À cette époque, j’ai beaucoup réfléchi au moyen de dissimuler cet argent liquide sans aucun risque. Pour finir, j’ai décidé d’acheter de l’or. Je me suis rendue à Paris lorsque Mahdi traînait avec ses potes. J’avais gardé soigneusement mes billets tout contre mon cœur. J’avais trouvé un bureau de change sur l’annuaire, le « Comptoir Français de l’Or ». J’ai appelé et l’on m’a confirmé que je pourrais acquérir du métal jaune en espèces et sans formalités. Devant la boutique de la rue Vivienne, j’ai hésité. Puis je suis entrée.
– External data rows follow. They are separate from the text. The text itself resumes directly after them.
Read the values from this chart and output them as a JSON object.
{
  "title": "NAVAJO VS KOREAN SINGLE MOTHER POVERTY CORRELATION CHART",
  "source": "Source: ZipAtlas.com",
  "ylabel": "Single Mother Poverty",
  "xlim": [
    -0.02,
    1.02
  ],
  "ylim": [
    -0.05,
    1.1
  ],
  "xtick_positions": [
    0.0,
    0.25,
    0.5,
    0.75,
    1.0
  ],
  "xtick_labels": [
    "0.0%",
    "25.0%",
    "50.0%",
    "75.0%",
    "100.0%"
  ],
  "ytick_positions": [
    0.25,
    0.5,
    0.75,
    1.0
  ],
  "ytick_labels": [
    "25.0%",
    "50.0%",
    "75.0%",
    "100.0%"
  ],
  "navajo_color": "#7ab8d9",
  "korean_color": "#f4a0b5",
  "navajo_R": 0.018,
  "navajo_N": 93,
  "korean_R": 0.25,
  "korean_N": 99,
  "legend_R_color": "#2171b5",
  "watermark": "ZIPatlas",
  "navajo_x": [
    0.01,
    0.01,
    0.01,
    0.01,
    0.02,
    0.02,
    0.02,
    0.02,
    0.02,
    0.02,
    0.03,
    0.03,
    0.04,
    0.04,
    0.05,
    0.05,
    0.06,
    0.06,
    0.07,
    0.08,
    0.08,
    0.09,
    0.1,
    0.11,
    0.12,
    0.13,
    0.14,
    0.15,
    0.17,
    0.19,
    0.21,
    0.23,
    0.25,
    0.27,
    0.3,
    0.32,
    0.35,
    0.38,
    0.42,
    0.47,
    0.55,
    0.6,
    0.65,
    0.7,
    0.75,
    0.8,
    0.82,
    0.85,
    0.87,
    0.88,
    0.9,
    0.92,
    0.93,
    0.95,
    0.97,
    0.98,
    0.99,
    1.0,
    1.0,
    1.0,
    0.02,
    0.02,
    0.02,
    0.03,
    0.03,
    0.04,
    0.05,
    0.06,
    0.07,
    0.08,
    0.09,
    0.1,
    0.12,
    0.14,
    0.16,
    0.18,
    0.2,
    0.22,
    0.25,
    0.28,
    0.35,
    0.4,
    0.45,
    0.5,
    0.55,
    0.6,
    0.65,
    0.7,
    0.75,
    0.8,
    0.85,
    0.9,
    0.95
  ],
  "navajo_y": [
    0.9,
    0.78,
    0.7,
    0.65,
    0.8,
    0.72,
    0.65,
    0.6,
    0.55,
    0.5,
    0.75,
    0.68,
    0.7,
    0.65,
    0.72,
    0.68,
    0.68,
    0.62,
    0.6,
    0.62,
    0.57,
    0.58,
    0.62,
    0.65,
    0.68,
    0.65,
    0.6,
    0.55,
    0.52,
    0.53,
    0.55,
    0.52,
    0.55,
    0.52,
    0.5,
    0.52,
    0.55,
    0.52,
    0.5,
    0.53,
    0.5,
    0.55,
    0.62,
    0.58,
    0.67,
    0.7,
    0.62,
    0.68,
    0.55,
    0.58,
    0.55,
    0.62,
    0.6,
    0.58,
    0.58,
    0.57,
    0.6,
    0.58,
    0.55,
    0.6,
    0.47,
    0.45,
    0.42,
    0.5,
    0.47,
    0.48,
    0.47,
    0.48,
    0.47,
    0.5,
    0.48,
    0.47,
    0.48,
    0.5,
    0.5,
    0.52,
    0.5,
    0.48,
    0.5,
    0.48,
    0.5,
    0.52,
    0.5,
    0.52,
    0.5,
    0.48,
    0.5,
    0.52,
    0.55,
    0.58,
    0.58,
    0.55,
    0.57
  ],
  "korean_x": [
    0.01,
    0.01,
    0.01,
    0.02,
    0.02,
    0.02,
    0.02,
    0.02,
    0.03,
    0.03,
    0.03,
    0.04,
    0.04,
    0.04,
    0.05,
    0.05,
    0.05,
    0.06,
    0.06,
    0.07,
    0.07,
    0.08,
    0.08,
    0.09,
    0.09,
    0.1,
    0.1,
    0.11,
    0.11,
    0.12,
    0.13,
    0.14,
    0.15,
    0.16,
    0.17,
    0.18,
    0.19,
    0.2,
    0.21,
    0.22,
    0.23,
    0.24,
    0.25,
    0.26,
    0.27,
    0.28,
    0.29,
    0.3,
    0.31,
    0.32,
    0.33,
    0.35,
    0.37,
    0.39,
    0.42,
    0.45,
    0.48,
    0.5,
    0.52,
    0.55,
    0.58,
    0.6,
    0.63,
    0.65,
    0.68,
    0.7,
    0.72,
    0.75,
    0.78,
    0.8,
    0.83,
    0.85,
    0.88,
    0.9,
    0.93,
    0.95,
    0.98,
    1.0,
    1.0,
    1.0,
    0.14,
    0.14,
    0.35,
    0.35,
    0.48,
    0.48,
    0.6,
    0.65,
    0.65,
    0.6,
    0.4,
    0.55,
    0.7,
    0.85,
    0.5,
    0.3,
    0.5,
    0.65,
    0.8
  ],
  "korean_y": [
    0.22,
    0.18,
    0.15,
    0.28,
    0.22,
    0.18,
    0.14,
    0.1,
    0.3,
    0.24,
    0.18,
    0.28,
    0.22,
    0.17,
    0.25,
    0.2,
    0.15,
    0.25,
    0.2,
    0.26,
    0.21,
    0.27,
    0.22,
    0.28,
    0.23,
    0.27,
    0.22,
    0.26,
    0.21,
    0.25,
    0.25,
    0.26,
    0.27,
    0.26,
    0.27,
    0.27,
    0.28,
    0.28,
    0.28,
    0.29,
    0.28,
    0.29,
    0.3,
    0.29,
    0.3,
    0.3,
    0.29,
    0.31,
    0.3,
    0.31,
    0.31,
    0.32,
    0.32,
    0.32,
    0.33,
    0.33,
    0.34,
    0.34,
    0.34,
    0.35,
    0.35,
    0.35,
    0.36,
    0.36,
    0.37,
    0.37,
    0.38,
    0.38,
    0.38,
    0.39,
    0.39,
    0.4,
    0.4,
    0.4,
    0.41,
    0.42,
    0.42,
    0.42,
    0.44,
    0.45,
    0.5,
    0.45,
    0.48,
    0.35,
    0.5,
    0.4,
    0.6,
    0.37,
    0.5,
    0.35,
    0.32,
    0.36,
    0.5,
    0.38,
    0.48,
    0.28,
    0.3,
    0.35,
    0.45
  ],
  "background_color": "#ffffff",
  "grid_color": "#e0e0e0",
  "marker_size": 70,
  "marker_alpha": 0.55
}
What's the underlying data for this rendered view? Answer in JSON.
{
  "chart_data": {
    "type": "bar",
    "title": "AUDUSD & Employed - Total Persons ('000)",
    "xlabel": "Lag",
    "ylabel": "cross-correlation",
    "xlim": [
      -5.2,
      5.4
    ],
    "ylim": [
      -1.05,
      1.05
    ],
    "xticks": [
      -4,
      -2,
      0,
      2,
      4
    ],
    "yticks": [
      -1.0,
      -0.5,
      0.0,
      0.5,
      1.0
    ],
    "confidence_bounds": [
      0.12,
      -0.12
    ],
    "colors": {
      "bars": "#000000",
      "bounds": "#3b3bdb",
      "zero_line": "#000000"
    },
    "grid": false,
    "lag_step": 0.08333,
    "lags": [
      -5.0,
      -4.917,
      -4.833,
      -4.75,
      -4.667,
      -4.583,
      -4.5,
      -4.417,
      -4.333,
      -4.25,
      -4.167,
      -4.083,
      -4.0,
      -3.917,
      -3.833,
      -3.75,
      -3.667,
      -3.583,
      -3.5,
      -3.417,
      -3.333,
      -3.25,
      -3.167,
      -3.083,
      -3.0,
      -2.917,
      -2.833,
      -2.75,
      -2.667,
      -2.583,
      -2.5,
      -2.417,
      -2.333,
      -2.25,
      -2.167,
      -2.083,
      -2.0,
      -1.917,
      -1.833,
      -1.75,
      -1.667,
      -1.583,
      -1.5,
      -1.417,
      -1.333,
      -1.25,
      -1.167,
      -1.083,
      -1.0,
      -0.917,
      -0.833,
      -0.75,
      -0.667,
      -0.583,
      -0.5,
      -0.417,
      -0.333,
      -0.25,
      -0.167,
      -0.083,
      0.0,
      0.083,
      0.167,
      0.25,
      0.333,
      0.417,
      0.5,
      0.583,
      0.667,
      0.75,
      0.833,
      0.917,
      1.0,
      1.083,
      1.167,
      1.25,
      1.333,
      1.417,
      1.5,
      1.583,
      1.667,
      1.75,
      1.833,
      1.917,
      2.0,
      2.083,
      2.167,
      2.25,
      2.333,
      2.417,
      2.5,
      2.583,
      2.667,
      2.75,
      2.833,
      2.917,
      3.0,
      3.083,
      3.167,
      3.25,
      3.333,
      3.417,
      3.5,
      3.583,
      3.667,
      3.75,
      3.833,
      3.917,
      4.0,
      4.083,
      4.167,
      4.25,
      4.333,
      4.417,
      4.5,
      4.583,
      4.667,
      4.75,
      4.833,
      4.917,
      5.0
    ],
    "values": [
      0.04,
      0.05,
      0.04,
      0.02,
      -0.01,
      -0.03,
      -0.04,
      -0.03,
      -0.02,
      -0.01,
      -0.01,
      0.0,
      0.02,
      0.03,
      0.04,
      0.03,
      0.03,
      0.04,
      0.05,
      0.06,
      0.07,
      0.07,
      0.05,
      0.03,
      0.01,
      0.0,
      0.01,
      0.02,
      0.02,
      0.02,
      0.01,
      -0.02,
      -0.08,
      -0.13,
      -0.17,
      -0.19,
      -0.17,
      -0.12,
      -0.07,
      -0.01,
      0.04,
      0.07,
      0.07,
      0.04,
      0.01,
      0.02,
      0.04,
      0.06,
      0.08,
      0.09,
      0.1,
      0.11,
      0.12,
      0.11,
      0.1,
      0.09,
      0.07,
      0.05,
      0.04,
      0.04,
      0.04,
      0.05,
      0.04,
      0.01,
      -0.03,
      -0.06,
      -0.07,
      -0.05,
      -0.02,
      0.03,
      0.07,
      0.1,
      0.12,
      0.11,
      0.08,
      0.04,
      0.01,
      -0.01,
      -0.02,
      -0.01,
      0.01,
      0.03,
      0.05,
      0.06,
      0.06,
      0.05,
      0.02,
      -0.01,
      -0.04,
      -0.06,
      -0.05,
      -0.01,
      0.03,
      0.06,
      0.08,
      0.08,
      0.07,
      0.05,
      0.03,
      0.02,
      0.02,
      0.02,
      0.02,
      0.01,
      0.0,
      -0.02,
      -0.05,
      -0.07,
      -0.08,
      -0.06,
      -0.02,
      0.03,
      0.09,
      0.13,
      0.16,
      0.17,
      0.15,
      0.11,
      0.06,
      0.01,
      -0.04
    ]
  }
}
J’ai expliqué que je disposais de 50 000 francs, en billets, à convertir. L’employée a eu l’air surprise et m’a examinée de haut en bas et de bas en haut. Elle m’a laissée seule un instant. Plus tard, un homme âgé m’a invitée à le suivre dans son bureau. J’ai étalé mon pactole sur la table. Cinq liasses de vingt « Pascal ». Je lui ai confirmé que je souhaitais les échanger contre de l’or. « Sur quel support désirez-vous ? » J’avais répondu : « Le plus petit volume et le plus discret. »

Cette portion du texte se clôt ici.